DevTools + curl Verification Checklist

Use these checks after configuring your proxy to confirm edge termination is working correctly.

Common Mistakes Table

Issue Technical impact Mitigation
Proxy reflects $http_origin without allowlist Any browser origin gains CORS access to the API Use a map or set-lookup; only reflect matched values
add_header without always in Nginx Headers silently drop on error status codes (4xx, 5xx) Add always to every add_header Access-Control-* directive
Both proxy and origin emit Access-Control-Allow-Origin Browser sees duplicate headers and treats the response as malformed Strip upstream CORS headers at the proxy with proxy_hide_header
Proxy returns 200 with a JSON body for OPTIONS Body is buffered and parsed unnecessarily; some framework middleware may mismatch Return 204 No Content with an empty body
Proxy cache TTL longer than Access-Control-Max-Age Policy updates are invisible until proxy TTL expires Set proxy TTL ≤ Access-Control-Max-Age; flush caches on policy changes
Missing Vary: Origin on cached 204 responses CDN serves one origin’s preflight to another origin Always include Vary: Origin in the 204 response; verify with curl -sI
WAF blocks OPTIONS before proxy route fires Preflight receives 403 Forbidden; browser cannot distinguish this from a CORS rejection Add WAF method exception for OPTIONS on the relevant path prefix before testing proxy config
Returning Access-Control-Allow-Origin: * with credential requests Browser rejects the real credentialed response even when the preflight succeeds Reflect the exact allowlisted origin string; never use * with withCredentials

FAQ

Should my proxy cache CORS preflight responses?

Yes, but only if the proxy honours the origin’s Access-Control-Max-Age directive and varies the cache key on Origin, Access-Control-Request-Method, and Access-Control-Request-Headers. Varying on fewer dimensions leaks one origin’s allowed headers to another.

Why does my CDN return 403 for OPTIONS requests?

Most CDN WAF rule sets block OPTIONS by default because it is uncommon on non-CORS traffic. Add an explicit WAF exception or managed rule override for OPTIONS on the affected path prefix.

Can I configure a proxy to eliminate preflight entirely?

No. Preflight is enforced by the browser per the WHATWG Fetch specification. A proxy can terminate OPTIONS at the edge so the backend never sees it, but it cannot suppress the browser from sending it. The only server-side way to avoid preflight is to keep all requests within the “simple request” constraints defined in the Fetch spec — that means GET, HEAD, or POST with a Content-Type of application/x-www-form-urlencoded, multipart/form-data, or text/plain, and no custom headers.

What status code should a proxy return for an OPTIONS preflight?

204 No Content is conventional — it carries no body, minimising transfer size.

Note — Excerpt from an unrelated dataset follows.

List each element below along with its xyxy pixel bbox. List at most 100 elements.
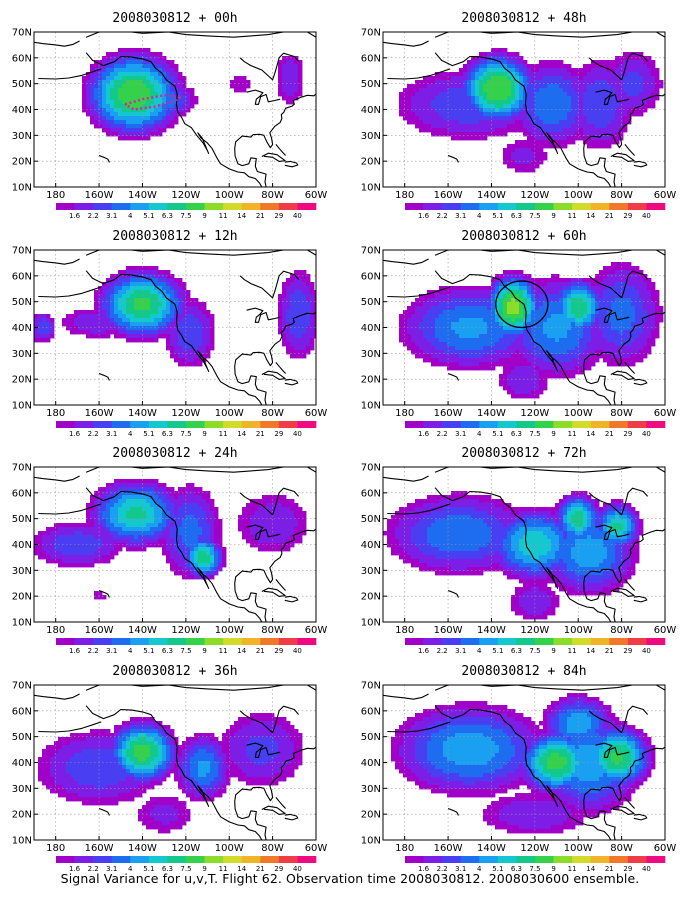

Some implementations return 200 OK, which browsers also accept, but 200 may cause proxy body-buffering overhead. Avoid 405 Method Not Allowed, which tells the browser the preflight itself was rejected.

How do I prevent duplicate Access-Control-Allow-Origin headers when both the proxy and origin emit them?

If the proxy terminates OPTIONS and the origin never sees the request, duplication cannot occur for preflight. For non-OPTIONS traffic where the origin adds CORS headers, configure the proxy to strip upstream Access-Control-* headers before injecting its own, or suppress proxy CORS injection entirely for non-preflight routes. Full treatment is in Header Deduplication Techniques.